La più antica bottiglia di olio d'oliva esistente? Al Museo archeologico di Napoli!
La più antica bottiglia di olio d’oliva del mondo si trova al Museo archeologico di Napoli, più precisamente nel reparto della Collezione dei commestibili, in cui sono esposti i Res rustica, cioè resti di radici carbonizzate, frutta ed una fetta di pane su cui ritorneremo a breve. L’annuncio è recente, ma la scoperta risale al luglio del 2018.
In quel periodo lo storico, paleontologo e scrittore Alberto Angela, nel corso di una visita nei depositi del “Mann”, onde reperire materiale per un servizio di SuperQuark dedicato alla devastante eruzione del Vesuvio del 79 d.C, nota qualcosa di insolito: una bottiglia con all’interno un liquido solidificato. Il reperto si trova nel museo dal 1820.
Scrive sul proprio profilo Facebook: “Avevamo appena finito di filmare il settore dei reperti in vetro (bellissimi). E, poco prima di lasciare la stanza, avevo notato una bottiglia di epoca Pompeiana, coricata in una cassetta polverosa: al suo interno intravedevo del materiale solidificato in perfetto stato di conservazione.”

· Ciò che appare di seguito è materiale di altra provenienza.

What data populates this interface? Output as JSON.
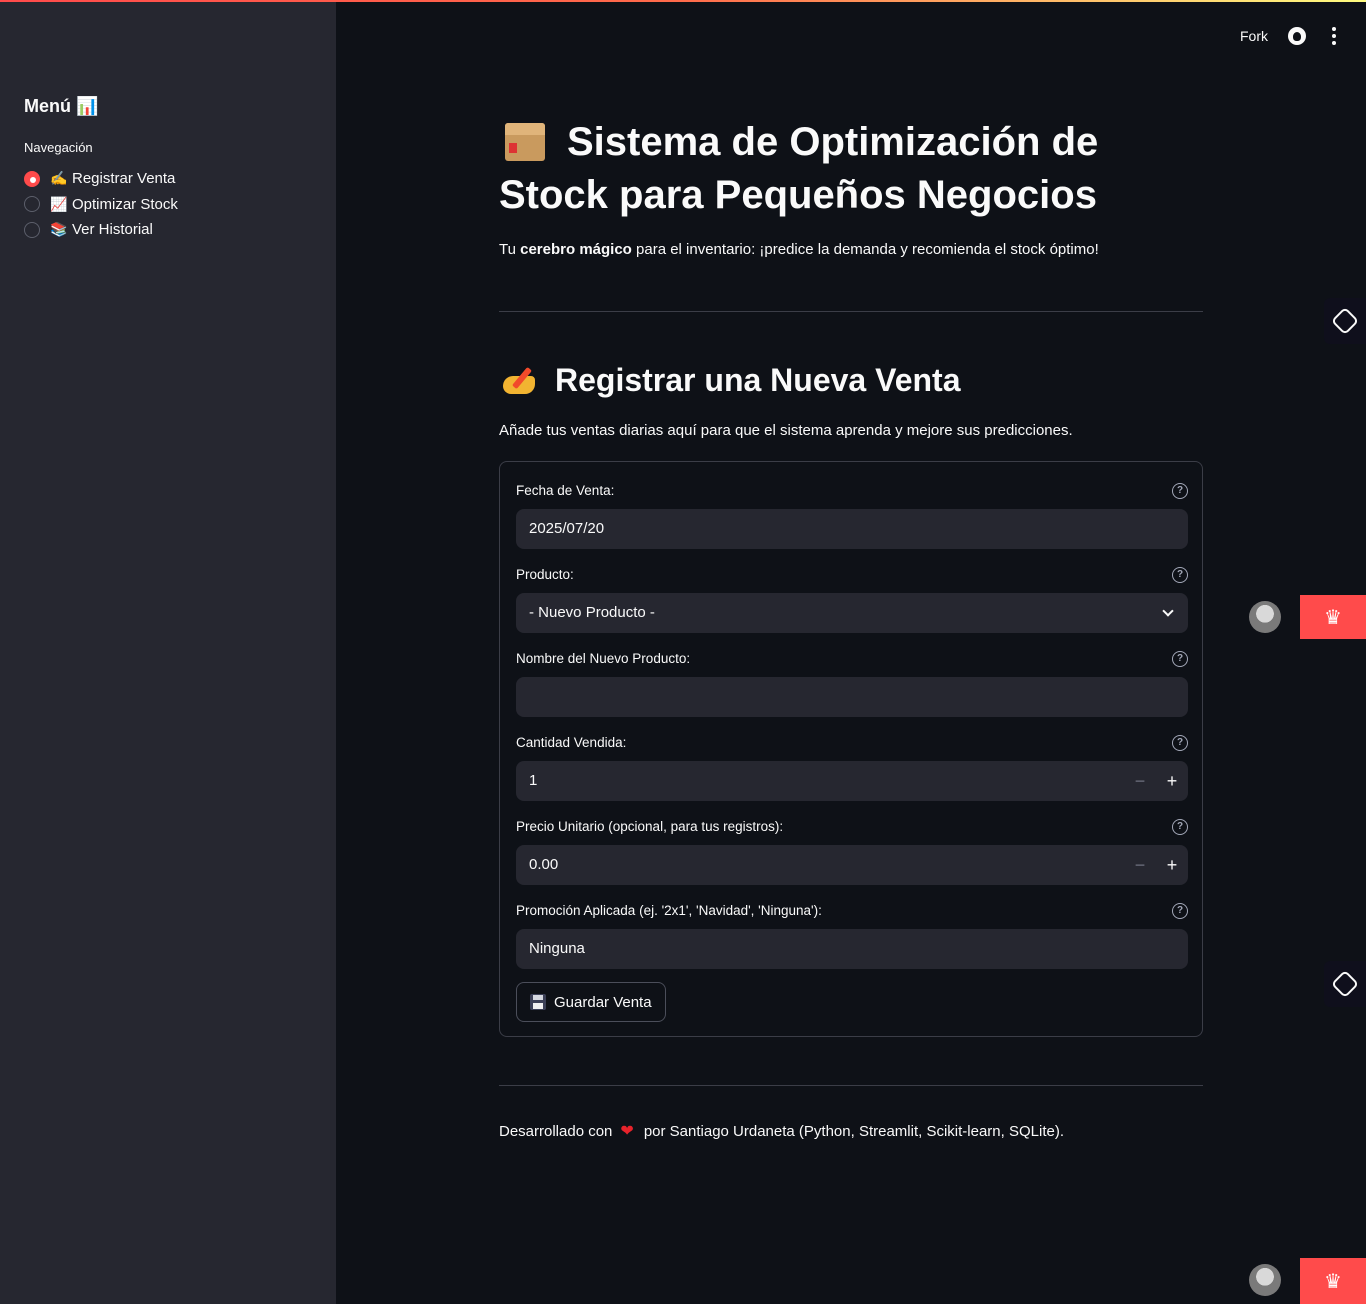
{
  "sidebar": {
    "title": "Menú 📊",
    "nav_label": "Navegación",
    "items": [
      {
        "emoji": "✍️",
        "label": "Registrar Venta",
        "selected": true
      },
      {
        "emoji": "📈",
        "label": "Optimizar Stock",
        "selected": false
      },
      {
        "emoji": "📚",
        "label": "Ver Historial",
        "selected": false
      }
    ]
  },
  "topbar": {
    "fork_label": "Fork",
    "github_icon": "github-icon",
    "menu_icon": "kebab-menu-icon"
  },
  "header": {
    "title": "Sistema de Optimización de Stock para Pequeños Negocios",
    "subtitle_pre": "Tu ",
    "subtitle_bold": "cerebro mágico",
    "subtitle_post": " para el inventario: ¡predice la demanda y recomienda el stock óptimo!"
  },
  "section": {
    "title": "Registrar una Nueva Venta",
    "description": "Añade tus ventas diarias aquí para que el sistema aprenda y mejore sus predicciones."
  },
  "form": {
    "date": {
      "label": "Fecha de Venta:",
      "value": "2025/07/20"
    },
    "product": {
      "label": "Producto:",
      "value": "- Nuevo Producto -"
    },
    "new_product": {
      "label": "Nombre del Nuevo Producto:",
      "value": ""
    },
    "quantity": {
      "label": "Cantidad Vendida:",
      "value": "1"
    },
    "price": {
      "label": "Precio Unitario (opcional, para tus registros):",
      "value": "0.00"
    },
    "promotion": {
      "label": "Promoción Aplicada (ej. '2x1', 'Navidad', 'Ninguna'):",
      "value": "Ninguna"
    },
    "submit_label": "Guardar Venta",
    "help_glyph": "?",
    "minus_glyph": "−",
    "plus_glyph": "+"
  },
  "footer": {
    "pre": "Desarrollado con",
    "heart": "❤",
    "post": "por Santiago Urdaneta (Python, Streamlit, Scikit-learn, SQLite)."
  },
  "accent_color": "#ff4b4b"
}
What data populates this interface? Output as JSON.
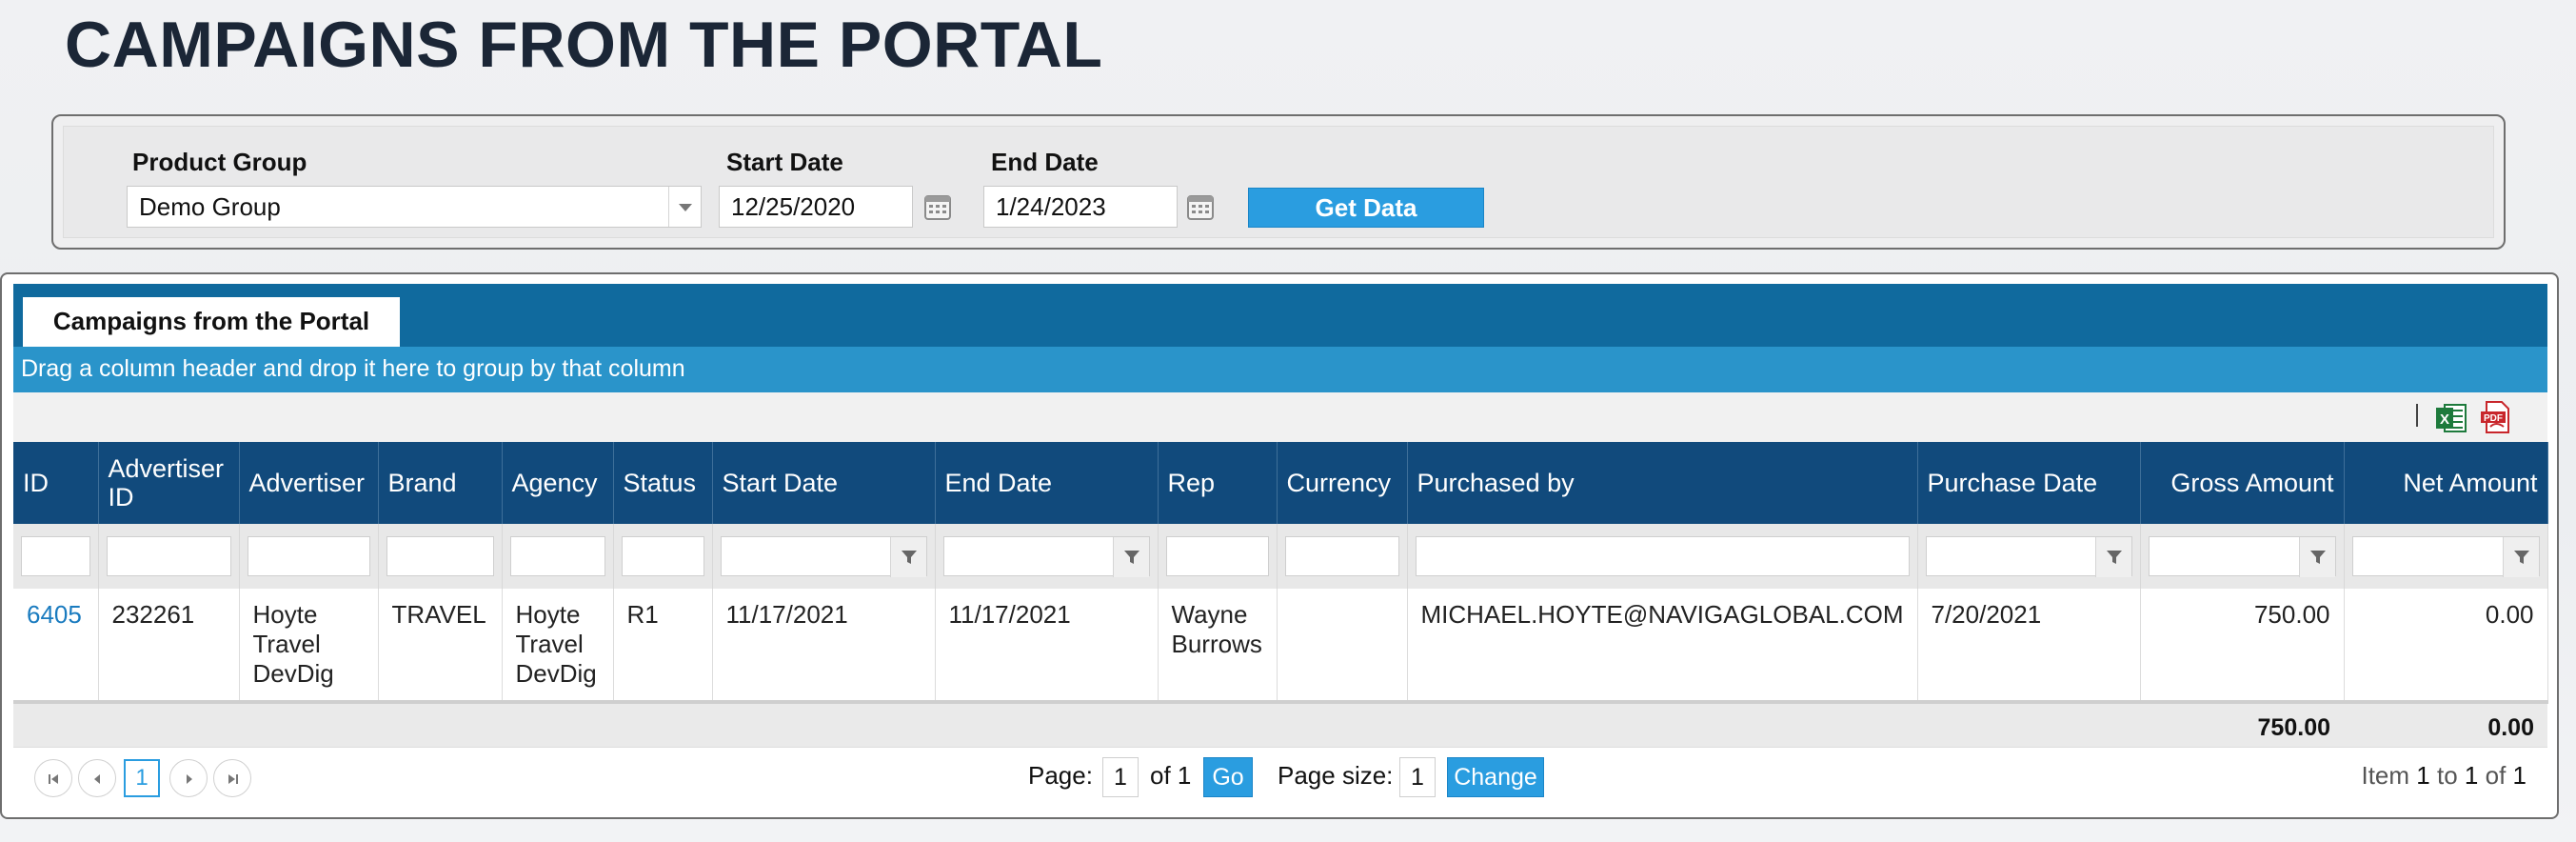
{
  "page": {
    "title": "CAMPAIGNS FROM THE PORTAL"
  },
  "filters": {
    "product_group_label": "Product Group",
    "product_group_value": "Demo Group",
    "start_date_label": "Start Date",
    "start_date_value": "12/25/2020",
    "end_date_label": "End Date",
    "end_date_value": "1/24/2023",
    "get_data_label": "Get Data"
  },
  "grid": {
    "tab_label": "Campaigns from the Portal",
    "group_hint": "Drag a column header and drop it here to group by that column",
    "columns": [
      "ID",
      "Advertiser ID",
      "Advertiser",
      "Brand",
      "Agency",
      "Status",
      "Start Date",
      "End Date",
      "Rep",
      "Currency",
      "Purchased by",
      "Purchase Date",
      "Gross Amount",
      "Net Amount"
    ],
    "rows": [
      {
        "id": "6405",
        "advertiser_id": "232261",
        "advertiser": "Hoyte Travel DevDig",
        "brand": "TRAVEL",
        "agency": "Hoyte Travel DevDig",
        "status": "R1",
        "start_date": "11/17/2021",
        "end_date": "11/17/2021",
        "rep": "Wayne Burrows",
        "currency": "",
        "purchased_by": "MICHAEL.HOYTE@NAVIGAGLOBAL.COM",
        "purchase_date": "7/20/2021",
        "gross_amount": "750.00",
        "net_amount": "0.00"
      }
    ],
    "totals": {
      "gross_amount": "750.00",
      "net_amount": "0.00"
    }
  },
  "pager": {
    "current_page": "1",
    "page_label": "Page:",
    "page_input": "1",
    "of_label": "of 1",
    "go_label": "Go",
    "page_size_label": "Page size:",
    "page_size_input": "1",
    "change_label": "Change",
    "item_label": "Item",
    "item_from": "1",
    "to_label": "to",
    "item_to": "1",
    "of_word": "of",
    "item_total": "1"
  },
  "colors": {
    "header_dark": "#114a7c",
    "tab_strip": "#106a9e",
    "group_hint_bg": "#2a94ca",
    "accent_button": "#2a9de0",
    "link": "#1a7bbf"
  },
  "icons": [
    "dropdown-arrow-icon",
    "calendar-icon",
    "excel-icon",
    "pdf-icon",
    "filter-icon",
    "first-page-icon",
    "prev-page-icon",
    "next-page-icon",
    "last-page-icon"
  ]
}
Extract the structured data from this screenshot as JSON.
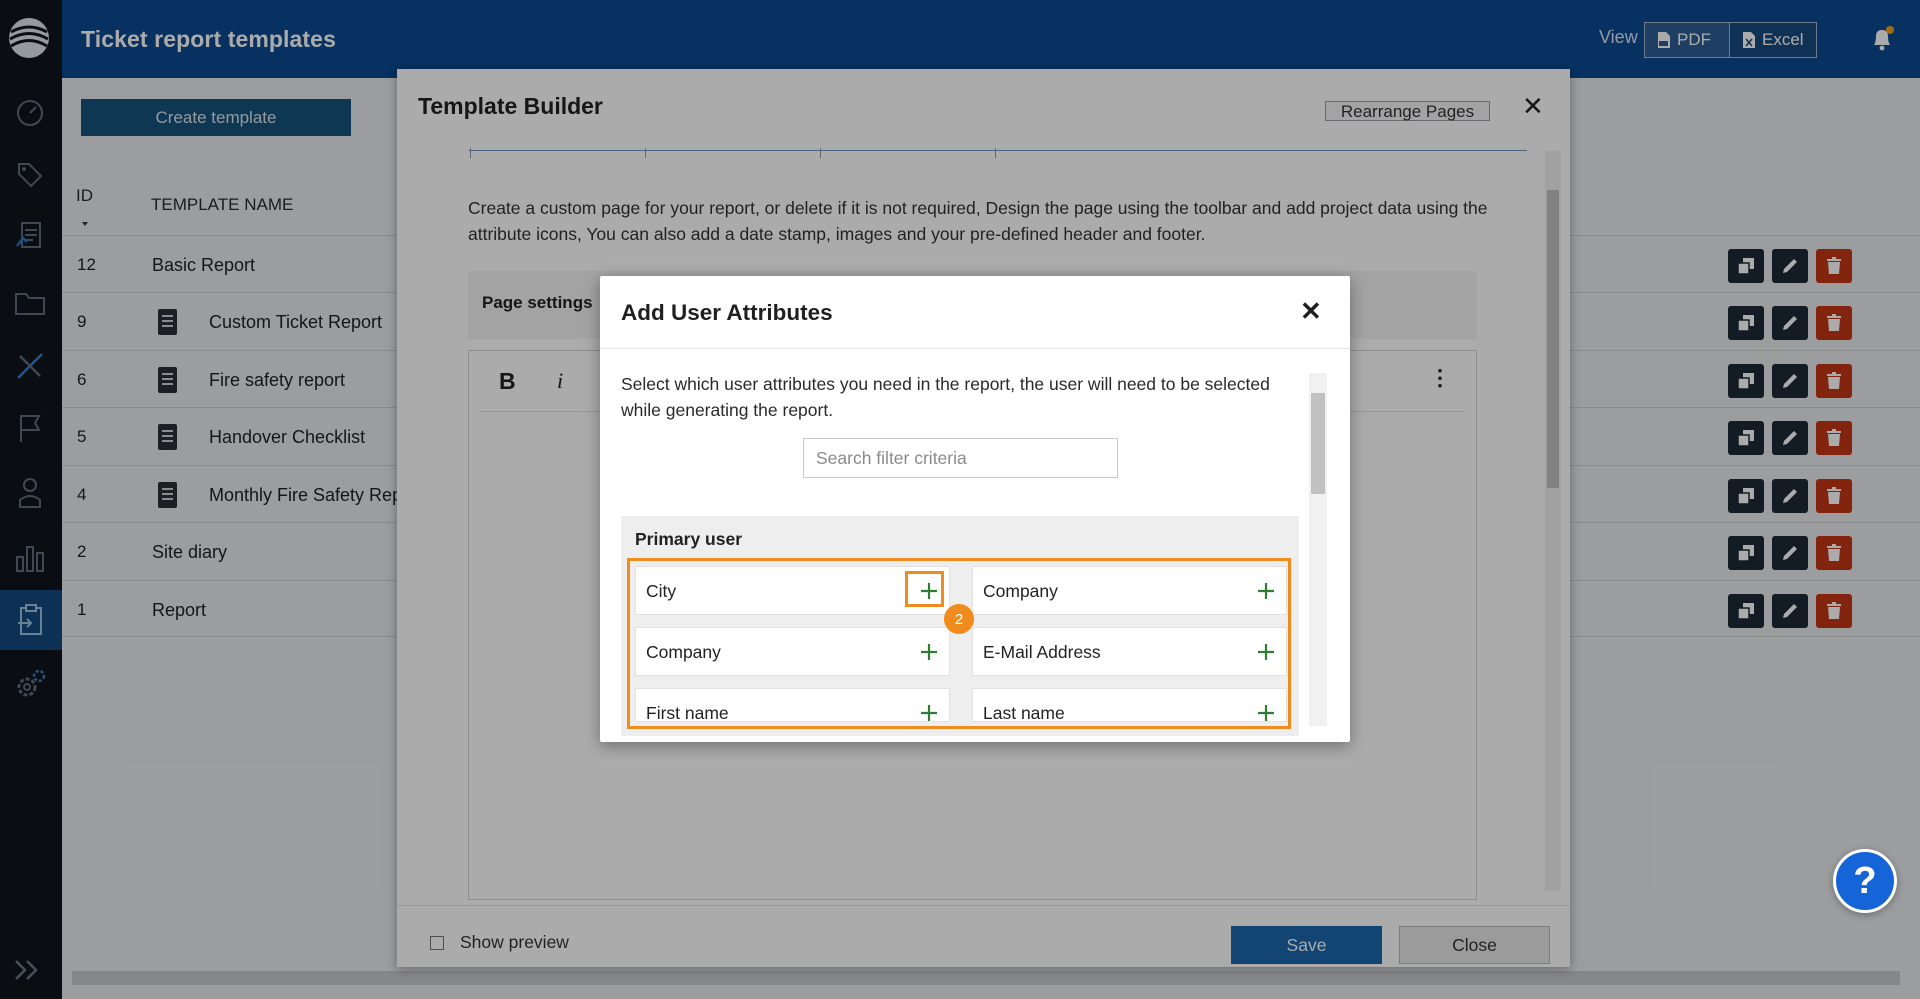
{
  "app": {
    "page_title": "Ticket report templates",
    "view_label": "View",
    "view_pdf": "PDF",
    "view_excel": "Excel"
  },
  "sidebar": {
    "items": [
      {
        "icon": "dashboard-icon"
      },
      {
        "icon": "tag-icon"
      },
      {
        "icon": "tickets-icon"
      },
      {
        "icon": "folder-icon"
      },
      {
        "icon": "tools-icon"
      },
      {
        "icon": "flag-icon"
      },
      {
        "icon": "user-icon"
      },
      {
        "icon": "chart-icon"
      },
      {
        "icon": "report-templates-icon",
        "active": true
      },
      {
        "icon": "settings-icon"
      }
    ]
  },
  "toolbar": {
    "create_template": "Create template"
  },
  "table": {
    "headers": {
      "id": "ID",
      "name": "TEMPLATE NAME"
    },
    "rows": [
      {
        "id": "12",
        "name": "Basic Report",
        "has_doc_icon": false
      },
      {
        "id": "9",
        "name": "Custom Ticket Report",
        "has_doc_icon": true
      },
      {
        "id": "6",
        "name": "Fire safety report",
        "has_doc_icon": true
      },
      {
        "id": "5",
        "name": "Handover Checklist",
        "has_doc_icon": true
      },
      {
        "id": "4",
        "name": "Monthly Fire Safety Repo",
        "has_doc_icon": true
      },
      {
        "id": "2",
        "name": "Site diary",
        "has_doc_icon": false
      },
      {
        "id": "1",
        "name": "Report",
        "has_doc_icon": false
      }
    ]
  },
  "template_builder": {
    "title": "Template Builder",
    "rearrange_pages": "Rearrange Pages",
    "description": "Create a custom page for your report, or delete if it is not required, Design the page using the toolbar and add project data using the attribute icons, You can also add a date stamp, images and your pre-defined header and footer.",
    "page_settings": "Page settings",
    "editor_bold": "B",
    "editor_italic": "i",
    "show_preview": "Show preview",
    "save": "Save",
    "close": "Close"
  },
  "add_user_attributes": {
    "title": "Add User Attributes",
    "instructions": "Select which user attributes you need in the report, the user will need to be selected while generating the report.",
    "search_placeholder": "Search filter criteria",
    "section_title": "Primary user",
    "attributes": [
      {
        "label": "City"
      },
      {
        "label": "Company"
      },
      {
        "label": "Company"
      },
      {
        "label": "E-Mail Address"
      },
      {
        "label": "First name"
      },
      {
        "label": "Last name"
      }
    ]
  },
  "annotation": {
    "step_number": "2",
    "highlight_color": "#f08c1e"
  },
  "colors": {
    "header_blue": "#0b4a8f",
    "sidebar_dark": "#10151d",
    "save_blue": "#1b66ad",
    "delete_red": "#c23616",
    "plus_green": "#2e7d32"
  }
}
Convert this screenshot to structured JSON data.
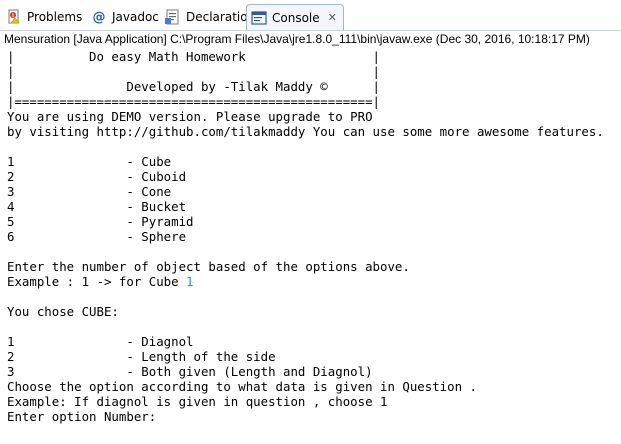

Non è difficile fare nuove scoperte nel corso delle visite ai depositi. Questo oggetto, tuttavia, incuriosisce particolarmente il divulgatore, il quale informa il direttore del museo, Paolo Giulierini, della scoperta. Anche quest’ultimo si interessa fortemente al ritrovamento.
Non era facile, tuttavia, definire il contenuto della bottiglia: poteva essere tanto olio quanto vino. Ed allora che fare, dato che non ci si poteva sbilanciare? La bottiglia è stata oggetto di studio da parte del Dipartimento di Agraria dell’Università Federico II che ha avviato una proficua collaborazione con il Mann. Dopo due anni sono giunti i risultati sperati: la bottiglia è autentica e con essa il suo contenuto.
Scrive Angela: “Ora, a distanza di due anni, sono lieto di condividere con tutti voi la notizia che le ricerche si sono concluse e che, effettivamente, quella bottiglia contiene olio di oliva. Anzi, l’olio di oliva più antico del mondo.”
Quello dell’olio d’oliva, inoltre, non è l’unico ritrovamento di tipo alimentare rinvenuto negli scavi pompeiani: il paleontologo cita un pezzo di pane trovato integro. Un reperto curioso, a maggior ragione che nella città sepolta dalla furia dello sterminator vesevo c’è un affresco che raffigura un tozzo di pane posto vicino ad una bottiglia d’olio.
La scoperta è stata ripresa dalla prestigiosa rivista scientifica “Science”, che vi ha dedicato un dettagliatissimo saggio, dando particolare rilievo alle lunghe e complesse procedure di analisi di laboratorio che hanno permesso di confermare l’autenticità del ritrovamento.
Non è oro tutto ciò che luccica: la datazione al radiocarbonio di un campione di vinaccia (Vitis vinifera) ha dimostrato che questo risale all’età moderna, molto probabilmente al XVIII° secolo.
Ecco, tradotto dall’inglese, un astratto dell’articolo che descrive in sintesi il lungo processo di analisi che ha portato alla scoperta: “Utilizzando una vasta gamma di tecniche analitiche cromatografiche, spettroscopiche e di spettroscopia di massa abbiamo classificato uno degli “oggetti commestibili” ritrovato sui siti archeologici vesuviani e conservato al Museo Archeologico Nazionale di Napoli (Mann) a Napoli, in Italia. Abbiamo autenticato lo “specimen” (reperto, dal latino) contenuto in una bottiglia di vetro (Campione-Mann S1) come autentico olio d’oliva e ne abbiamo mappato l’evoluzione attraverso i suoi 2000 anni di conservazione….La datazione radiocarbonica…indica che il campione Mann S1 è probabilmente il più antico residuo di olio d’oliva al mondo…
Cosa insegna questa storia? Che anche uno dei siti archeologici più visitati al mondo rappresenta, per chi sa cercare, una miniera d’oro. Persino Alberto Angela, che, fra libri e servizi televisivi, ha dedicato 25 anni di studio all’eruzione del 79 ed alle sue drammatiche conseguenze, si è trovato a scoprire qualcosa di nuovo. Ciò testimonia una cosa: sinché ci sarà qualcosa da studiare, la curiosità, abbinata ad un buon metodo di ricerca, ci renderà partecipi di scoperte sensazionali, come in questo caso.